I'm an absolute newbie to Bayesian stats and MCMC, so I'm working my way through "Doing Bayesian Data Analysis: A Tutorial with R and BUGS" by John Kruschke. To test my understanding, I'm trying to translate his examples from BUGS to PyMC.
In Ch. 8, he observes a sequence of flips from each of two (potentially biased) coins, and tries to estimate the difference their biases. Below the bias for each coin is theta
, and the observed flips are y
:
import numpy as np
import pymc
priorA = 3
priorB = 3
theta1 = pymc.Beta('theta1', alpha=priorA, beta=priorB)
theta2 = pymc.Beta('theta2', alpha=priorA, beta=priorB)
y1 = pymc.Bernoulli('y1', p=theta1, value=np.array([1,1,1,1,1,0,0]), observed=True)
y2 = pymc.Bernoulli('y2', p=theta2, value=np.array([1,1,0,0,0,0,0]), observed=True)
The two coins are independent, of course. If I simulate them separately, then look at the difference in thetas, I get the same answer as the book. (It also agrees with the analytical solution and integration over a grid.)
m1 = pymc.MCMC([y1, theta1])
m1.sample(iter=10000, burn=1000, thin=2)
m2 = pymc.MCMC([y2, theta2])
m2.sample(iter=10000, burn=1000, thin=2)
dt = m1.trace('theta1')[:] - m2.trace('theta2')[:]
print np.average(dt), pymc.utils.hpd(dt, alpha=0.05)
# 0.23098692189 [-0.15303663 0.55686801]
If, on the other hand, I try to simulate the two coins at the same time, as part of the same model, I get a fairly different answer, in poor agreement with any other method.
model = pymc.MCMC([y1, theta1, y2, theta2])
model.sample(iter=10000, burn=1000, thin=2)
dt = model.trace('theta1')[:] - model.trace('theta2')[:]

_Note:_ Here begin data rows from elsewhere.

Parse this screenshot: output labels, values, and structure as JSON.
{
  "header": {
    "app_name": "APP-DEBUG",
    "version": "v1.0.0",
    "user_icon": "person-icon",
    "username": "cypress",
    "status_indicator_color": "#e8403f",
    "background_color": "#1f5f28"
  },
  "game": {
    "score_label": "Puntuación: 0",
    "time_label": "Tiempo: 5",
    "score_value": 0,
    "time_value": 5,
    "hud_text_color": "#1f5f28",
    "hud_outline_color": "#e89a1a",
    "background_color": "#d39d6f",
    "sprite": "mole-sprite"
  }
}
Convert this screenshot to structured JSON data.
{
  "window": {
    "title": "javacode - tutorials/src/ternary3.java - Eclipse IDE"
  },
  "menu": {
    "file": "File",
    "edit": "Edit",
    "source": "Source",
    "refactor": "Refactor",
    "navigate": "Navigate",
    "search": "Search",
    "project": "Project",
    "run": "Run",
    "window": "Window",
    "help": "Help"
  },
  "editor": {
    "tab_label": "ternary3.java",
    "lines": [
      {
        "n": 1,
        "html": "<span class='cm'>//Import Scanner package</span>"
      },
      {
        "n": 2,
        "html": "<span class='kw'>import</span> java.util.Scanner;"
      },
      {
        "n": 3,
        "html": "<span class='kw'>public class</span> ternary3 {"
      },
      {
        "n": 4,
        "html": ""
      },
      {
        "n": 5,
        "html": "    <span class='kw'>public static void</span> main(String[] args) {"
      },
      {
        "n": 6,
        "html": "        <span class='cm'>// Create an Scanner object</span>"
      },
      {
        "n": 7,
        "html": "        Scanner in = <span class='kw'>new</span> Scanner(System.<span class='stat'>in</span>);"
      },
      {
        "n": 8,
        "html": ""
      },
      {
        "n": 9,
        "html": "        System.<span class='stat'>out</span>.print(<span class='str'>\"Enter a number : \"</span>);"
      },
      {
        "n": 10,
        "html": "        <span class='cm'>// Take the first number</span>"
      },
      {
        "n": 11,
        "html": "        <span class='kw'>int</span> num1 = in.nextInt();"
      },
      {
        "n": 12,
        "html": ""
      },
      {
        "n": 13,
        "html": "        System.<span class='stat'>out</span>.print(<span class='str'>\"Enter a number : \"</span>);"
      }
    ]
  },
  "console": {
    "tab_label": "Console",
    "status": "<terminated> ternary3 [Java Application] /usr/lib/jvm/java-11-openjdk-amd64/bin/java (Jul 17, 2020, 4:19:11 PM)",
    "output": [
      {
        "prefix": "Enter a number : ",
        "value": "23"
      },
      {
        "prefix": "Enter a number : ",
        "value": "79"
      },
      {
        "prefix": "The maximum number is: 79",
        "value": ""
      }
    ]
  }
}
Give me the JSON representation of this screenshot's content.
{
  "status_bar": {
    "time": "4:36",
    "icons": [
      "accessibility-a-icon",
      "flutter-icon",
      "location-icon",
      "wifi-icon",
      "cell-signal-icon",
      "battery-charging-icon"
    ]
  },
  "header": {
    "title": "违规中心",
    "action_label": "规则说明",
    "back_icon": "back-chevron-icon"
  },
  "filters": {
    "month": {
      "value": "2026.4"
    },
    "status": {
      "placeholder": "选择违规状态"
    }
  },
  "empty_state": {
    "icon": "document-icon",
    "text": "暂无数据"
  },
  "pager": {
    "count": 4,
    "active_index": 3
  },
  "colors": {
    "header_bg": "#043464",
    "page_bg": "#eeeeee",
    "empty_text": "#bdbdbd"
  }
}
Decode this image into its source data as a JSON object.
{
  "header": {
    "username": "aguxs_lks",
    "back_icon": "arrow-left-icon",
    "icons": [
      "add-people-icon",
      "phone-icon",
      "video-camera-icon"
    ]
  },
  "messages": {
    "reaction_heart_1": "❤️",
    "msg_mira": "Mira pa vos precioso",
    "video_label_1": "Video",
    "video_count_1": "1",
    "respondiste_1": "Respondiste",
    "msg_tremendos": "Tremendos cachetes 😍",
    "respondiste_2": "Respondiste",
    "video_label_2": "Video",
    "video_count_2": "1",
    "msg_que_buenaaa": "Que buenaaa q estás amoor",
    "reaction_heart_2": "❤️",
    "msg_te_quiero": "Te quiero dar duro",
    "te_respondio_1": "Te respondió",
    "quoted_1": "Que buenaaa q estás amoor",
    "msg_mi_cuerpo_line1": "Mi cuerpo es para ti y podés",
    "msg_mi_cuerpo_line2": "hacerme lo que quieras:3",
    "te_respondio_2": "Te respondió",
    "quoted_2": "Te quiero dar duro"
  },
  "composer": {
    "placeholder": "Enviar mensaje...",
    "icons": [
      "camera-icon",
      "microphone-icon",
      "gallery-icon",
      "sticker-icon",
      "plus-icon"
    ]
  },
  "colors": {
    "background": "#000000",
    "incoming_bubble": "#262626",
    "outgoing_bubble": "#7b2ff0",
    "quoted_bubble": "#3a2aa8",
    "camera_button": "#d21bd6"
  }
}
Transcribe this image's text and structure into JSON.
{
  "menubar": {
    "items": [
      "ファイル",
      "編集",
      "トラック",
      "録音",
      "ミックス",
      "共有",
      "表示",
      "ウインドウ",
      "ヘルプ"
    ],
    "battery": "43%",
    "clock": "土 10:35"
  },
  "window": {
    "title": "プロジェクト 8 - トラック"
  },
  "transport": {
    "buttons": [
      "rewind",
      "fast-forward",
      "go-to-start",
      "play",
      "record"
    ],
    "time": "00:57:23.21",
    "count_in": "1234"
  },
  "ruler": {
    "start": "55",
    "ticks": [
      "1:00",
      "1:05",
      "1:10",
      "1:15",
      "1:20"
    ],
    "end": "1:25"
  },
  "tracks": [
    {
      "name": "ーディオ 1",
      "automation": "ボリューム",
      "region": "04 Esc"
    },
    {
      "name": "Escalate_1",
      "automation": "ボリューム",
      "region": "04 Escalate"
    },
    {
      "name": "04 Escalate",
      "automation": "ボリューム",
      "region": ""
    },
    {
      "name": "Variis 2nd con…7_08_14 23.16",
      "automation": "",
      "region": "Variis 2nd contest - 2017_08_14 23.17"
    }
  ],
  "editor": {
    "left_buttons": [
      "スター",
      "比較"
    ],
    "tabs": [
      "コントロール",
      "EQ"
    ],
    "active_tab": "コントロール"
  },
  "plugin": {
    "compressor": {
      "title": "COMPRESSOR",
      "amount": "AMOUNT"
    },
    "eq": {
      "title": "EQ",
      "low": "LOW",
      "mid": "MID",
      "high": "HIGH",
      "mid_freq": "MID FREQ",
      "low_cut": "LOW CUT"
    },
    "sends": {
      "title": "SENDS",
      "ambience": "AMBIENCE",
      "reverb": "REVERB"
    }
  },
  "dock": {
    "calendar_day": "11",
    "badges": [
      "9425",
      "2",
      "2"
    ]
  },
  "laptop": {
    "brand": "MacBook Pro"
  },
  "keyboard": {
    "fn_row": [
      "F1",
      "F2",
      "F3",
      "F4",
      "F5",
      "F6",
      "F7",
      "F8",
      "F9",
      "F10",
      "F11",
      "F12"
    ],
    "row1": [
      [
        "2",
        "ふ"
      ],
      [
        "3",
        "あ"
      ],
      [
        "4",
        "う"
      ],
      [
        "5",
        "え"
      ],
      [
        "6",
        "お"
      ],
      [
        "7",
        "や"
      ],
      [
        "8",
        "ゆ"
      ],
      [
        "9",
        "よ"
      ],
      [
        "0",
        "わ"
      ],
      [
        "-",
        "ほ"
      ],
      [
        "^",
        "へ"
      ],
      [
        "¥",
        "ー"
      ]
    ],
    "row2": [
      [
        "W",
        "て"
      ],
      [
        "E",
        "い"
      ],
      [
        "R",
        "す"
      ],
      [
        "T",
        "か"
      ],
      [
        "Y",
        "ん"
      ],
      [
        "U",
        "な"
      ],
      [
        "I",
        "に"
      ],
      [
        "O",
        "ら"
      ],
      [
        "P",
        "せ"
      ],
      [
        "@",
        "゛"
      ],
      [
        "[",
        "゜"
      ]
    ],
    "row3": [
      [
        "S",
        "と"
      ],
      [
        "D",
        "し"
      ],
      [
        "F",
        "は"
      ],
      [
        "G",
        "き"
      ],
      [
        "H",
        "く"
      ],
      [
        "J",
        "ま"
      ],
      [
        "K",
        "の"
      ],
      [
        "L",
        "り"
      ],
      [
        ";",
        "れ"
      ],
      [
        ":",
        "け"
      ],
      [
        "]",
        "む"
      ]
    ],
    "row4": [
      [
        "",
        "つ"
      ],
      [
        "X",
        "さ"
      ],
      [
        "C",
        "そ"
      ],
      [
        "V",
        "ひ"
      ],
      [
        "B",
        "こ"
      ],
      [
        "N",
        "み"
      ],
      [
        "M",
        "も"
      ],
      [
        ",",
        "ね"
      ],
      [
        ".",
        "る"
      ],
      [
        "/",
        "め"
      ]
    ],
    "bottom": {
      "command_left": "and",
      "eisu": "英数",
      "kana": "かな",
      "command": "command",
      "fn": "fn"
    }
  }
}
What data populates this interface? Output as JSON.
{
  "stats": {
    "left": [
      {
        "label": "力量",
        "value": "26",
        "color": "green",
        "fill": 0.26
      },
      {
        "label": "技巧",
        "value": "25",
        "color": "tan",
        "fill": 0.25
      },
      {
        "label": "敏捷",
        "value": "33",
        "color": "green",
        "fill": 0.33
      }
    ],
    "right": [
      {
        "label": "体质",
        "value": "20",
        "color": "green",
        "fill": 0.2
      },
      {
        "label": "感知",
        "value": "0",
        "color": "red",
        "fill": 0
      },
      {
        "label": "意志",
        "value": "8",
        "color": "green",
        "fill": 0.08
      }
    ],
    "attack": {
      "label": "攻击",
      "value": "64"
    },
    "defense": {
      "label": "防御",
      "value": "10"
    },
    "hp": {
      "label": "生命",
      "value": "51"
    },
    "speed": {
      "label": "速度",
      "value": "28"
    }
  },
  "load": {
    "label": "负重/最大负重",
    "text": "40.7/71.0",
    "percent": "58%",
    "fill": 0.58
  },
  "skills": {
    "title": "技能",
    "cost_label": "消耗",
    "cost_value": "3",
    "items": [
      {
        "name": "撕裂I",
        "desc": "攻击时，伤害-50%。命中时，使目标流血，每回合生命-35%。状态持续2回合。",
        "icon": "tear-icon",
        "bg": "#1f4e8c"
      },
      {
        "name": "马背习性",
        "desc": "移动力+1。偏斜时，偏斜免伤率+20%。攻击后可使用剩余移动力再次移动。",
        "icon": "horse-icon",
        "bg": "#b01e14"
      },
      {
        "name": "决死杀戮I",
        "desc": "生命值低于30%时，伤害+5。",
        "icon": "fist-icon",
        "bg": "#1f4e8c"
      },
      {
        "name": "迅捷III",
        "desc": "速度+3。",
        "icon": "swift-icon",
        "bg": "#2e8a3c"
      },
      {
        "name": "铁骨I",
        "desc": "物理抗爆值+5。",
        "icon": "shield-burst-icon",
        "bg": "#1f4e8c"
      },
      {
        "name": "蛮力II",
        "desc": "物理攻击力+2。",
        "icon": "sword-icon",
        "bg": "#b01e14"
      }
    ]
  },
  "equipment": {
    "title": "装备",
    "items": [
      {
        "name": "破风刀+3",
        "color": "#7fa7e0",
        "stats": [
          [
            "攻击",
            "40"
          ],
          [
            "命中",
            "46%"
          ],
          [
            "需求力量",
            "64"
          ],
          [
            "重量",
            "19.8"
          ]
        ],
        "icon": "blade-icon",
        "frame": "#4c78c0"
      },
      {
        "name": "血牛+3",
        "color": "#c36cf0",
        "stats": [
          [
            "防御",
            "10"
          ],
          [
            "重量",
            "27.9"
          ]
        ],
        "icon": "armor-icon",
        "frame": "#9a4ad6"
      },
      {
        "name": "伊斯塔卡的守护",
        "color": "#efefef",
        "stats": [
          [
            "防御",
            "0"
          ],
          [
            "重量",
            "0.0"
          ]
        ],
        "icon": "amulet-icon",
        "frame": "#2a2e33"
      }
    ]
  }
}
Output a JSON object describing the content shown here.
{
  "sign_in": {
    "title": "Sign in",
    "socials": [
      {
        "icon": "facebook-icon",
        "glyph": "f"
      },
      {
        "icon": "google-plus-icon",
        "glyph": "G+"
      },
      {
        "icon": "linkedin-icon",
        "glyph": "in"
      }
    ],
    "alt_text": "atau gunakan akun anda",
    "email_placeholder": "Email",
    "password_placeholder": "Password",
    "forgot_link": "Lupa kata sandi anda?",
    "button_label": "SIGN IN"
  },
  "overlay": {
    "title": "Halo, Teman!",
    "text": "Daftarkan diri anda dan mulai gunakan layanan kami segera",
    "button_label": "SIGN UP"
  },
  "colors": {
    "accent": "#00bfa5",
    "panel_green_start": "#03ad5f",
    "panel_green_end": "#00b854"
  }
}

print np.average(dt), pymc.utils.hpd(dt, alpha=0.05)
# 0.330061191424 [-0.09999254 0.7190196 ]
So my first question is, why? From what little I understand of the theory, my wild guess would be that MCMC is having a hard time exploring the two-parameter model adequately. (However, BUGS seems to handle it just fine.)
The really weird thing is that I've been doing all this in an iPython notebook, and there appears to be a bug in PyMC. If I run the independent coins model, restart my kernel (Kernel | Restart or File | Close and Halt), and then run the joint coins model, the joint coins will produce an answer similar (but not identical) to the independent coins (average dtheta ~ 0.23). If I run the models in the opposite order (restarting the kernel in between), they both produce the (incorrect) answer from the joint coins model, average dtheta ~ 0.33. I can only get the two models to produce different answers if I completely shut down my iPython notebook server in between. Since this would also unload all shared libraries from memory, I expect it means that the Fortran/C part of PyMC is caching something from these models in a memory location that's shared across Python interpreter instances. Versions are Numpy 1.8.2, PyMC 2.3.3, Python 2.7.8, iPython 2.1.0, Anaconda 2.0.0.
I'd really appreciate any help in understanding what's going on here. I realize these are silly, trivial models, but the odd behavior of PyMC is not inspiring confidence at the moment!